Clifton Snider wrote a very interesting essay entitled "On the Loom of Sorrow": Eros and Logos in Oscar Wilde's Fairy Tales where I found a reference to one of Oscar Wilde's fairy tales, "The Nightingale and the Rose."
The essence of the story is that a young man falls in love with a beautiful young woman, who promises to dance with him all night long if he brings her a red rose. A nightingale hears the bargain and senses that this is the true love of which she sings about night after night, so she offers to procure the red rose for the young man.
Fairy tales usually operate on the rule of three, and Wilde's is no different. The nightingale approaches three different rose bushes: the first bears only white roses, the second, yellow, and while the third bush is indeed a red rose tree, because of a harsh winter, it can produce no flowers.
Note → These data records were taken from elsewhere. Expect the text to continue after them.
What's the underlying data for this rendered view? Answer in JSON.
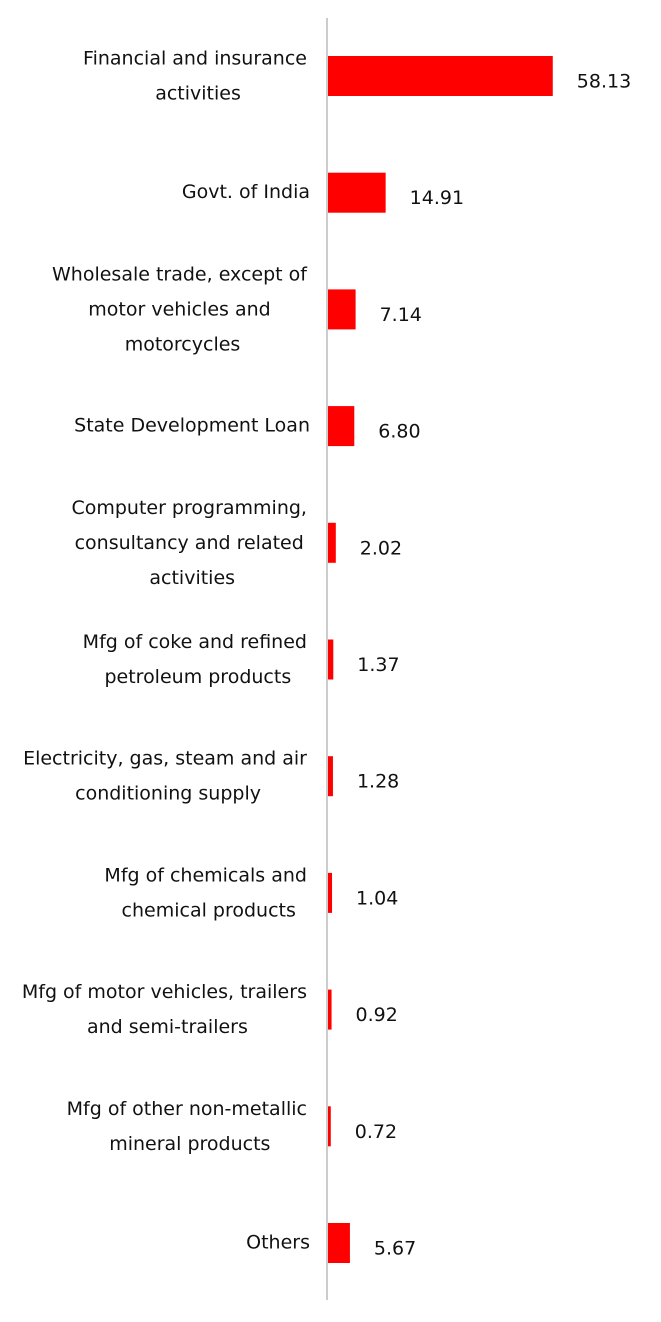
{
  "chart_data": {
    "type": "barh",
    "categories": [
      "Financial and insurance activities",
      "Govt. of India",
      "Wholesale trade, except of motor vehicles and motorcycles",
      "State Development Loan",
      "Computer programming, consultancy and related activities",
      "Mfg of coke and refined petroleum products",
      "Electricity, gas, steam and air conditioning supply",
      "Mfg of chemicals and chemical products",
      "Mfg of motor vehicles, trailers and semi-trailers",
      "Mfg of other non-metallic mineral products",
      "Others"
    ],
    "values": [
      58.13,
      14.91,
      7.14,
      6.8,
      2.02,
      1.37,
      1.28,
      1.04,
      0.92,
      0.72,
      5.67
    ],
    "value_labels": [
      "58.13",
      "14.91",
      "7.14",
      "6.80",
      "2.02",
      "1.37",
      "1.28",
      "1.04",
      "0.92",
      "0.72",
      "5.67"
    ],
    "color": "#ff0000",
    "xlim": [
      0,
      60
    ]
  }
}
However, all is not lost. The rose bush tells the nightingale that a red rose can be created.
If you want a red rose [...] you must build it out of music by moonlight, and stain it with your own heart's blood. You must sing to me with your breast against a thorn. All night long you must sing to me and the thorn must pierce your heart, and your life-blood must flow into my veins, and become mine.
I loved the imagery of Wilde's fairy tale and kept this passage by me while I wrote the climax of Garden in Umber.